Local File Disclosure

Gain information by reading files on a web server, also known as Local File Inclusion (LFI)

Description

Webservers often work with files, either serving content from a file structure, letting you upload files, or some other functionality that reads from a dynamic file path. These functionalities can be interesting if user input is not sanitized, potentially allowing the attacker to read files they aren't supposed to, containing sensitive information like credentials, or helping them plan further attacks by gaining tons of information about the underlying system.

These vulnerabilities happen when user input finds its way into a path that is read, and then used by the server or returned to the client:

Vulnerable example
<?php
file_get_contents("/var/www/html/uploads/" . $_GET['file']);

Because the attacker can directory control the ?file= URL parameter, they can use Directory Traversal sequences to go up into parent directories and read any file. Look at the following example:

# ?file=file.txt
/var/www/html/uploads/file.txt
# ?file=../etc/passwd
/var/www/html/uploads/../../../../etc/passwd
-> /var/www/html/../../../etc/passwd
# ?file=../../../../etc/passwd
/var/www/html/uploads/../../../../etc/passwd
-> /etc/passwd

For a large list of input strings that try to bypass various different filters, see the following fuzzing list:

https://github.com/1N3/IntruderPayloads/blob/master/FuzzLists/traversal.txt

The above includes tricks like when a developer removes all ../ sequences, but fails to do so recursively, allowing you to insert nested sequences that when removed, form another sequence that wasn't there before:

Bypass: '../' are removed
../../../../etc/passwd
-> etc/passwd
..././..././..././..././etc/passwd
-> ../../../../etc/passwd

Absolute Paths

One trick that the fuzzing list above doesn't cover is absolute paths.

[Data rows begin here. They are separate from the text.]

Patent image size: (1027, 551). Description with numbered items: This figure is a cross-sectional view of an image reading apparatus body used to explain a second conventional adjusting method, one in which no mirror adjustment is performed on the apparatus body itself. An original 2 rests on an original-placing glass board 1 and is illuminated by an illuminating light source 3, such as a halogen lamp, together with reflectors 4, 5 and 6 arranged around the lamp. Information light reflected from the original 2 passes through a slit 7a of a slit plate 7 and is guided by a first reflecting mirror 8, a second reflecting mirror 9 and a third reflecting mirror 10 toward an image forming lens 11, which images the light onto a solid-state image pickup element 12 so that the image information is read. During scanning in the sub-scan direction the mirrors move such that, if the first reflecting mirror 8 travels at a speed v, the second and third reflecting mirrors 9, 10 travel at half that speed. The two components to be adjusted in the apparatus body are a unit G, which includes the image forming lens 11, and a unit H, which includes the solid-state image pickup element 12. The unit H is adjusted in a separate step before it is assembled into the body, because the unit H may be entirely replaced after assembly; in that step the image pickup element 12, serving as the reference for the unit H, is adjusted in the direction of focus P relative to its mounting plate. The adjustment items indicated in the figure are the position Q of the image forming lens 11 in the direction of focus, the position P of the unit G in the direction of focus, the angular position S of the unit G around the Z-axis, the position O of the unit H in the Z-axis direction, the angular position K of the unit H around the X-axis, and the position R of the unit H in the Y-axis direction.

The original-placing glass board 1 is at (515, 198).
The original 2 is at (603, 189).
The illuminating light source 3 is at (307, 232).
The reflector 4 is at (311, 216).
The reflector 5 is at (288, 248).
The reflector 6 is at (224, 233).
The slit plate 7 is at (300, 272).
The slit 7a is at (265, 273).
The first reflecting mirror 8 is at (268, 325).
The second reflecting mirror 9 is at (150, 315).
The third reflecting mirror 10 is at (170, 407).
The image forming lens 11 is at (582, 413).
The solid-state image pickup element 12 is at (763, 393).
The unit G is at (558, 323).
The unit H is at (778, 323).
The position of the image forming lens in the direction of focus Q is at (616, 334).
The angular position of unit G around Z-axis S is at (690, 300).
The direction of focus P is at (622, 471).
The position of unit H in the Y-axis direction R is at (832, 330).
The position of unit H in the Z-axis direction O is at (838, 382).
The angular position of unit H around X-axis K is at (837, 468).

In some cases, your input might just be the start of a path that is looked up relatively, and if the first character of your path is a /, it will be treated as an absolute path. This means a payload like /etc/passwd directly might just work.

Another case where this works is in frameworks that treat joining absolute paths as overwriting the previous paths, which happens surprisingly often. In Python, for example, the default os.path.join() function will overwrite any earlier paths with your path if it starts with a / slash:

Python absolute paths
>>> import os
>>> os.path.join("/var/www/html/uploads", "file.txt")
'/var/www/html/uploads/file.txt'
>>> os.path.join("/var/www/html/uploads", "/etc/passwd")
'/etc/passwd'  # uploads/ is overwritten by our path!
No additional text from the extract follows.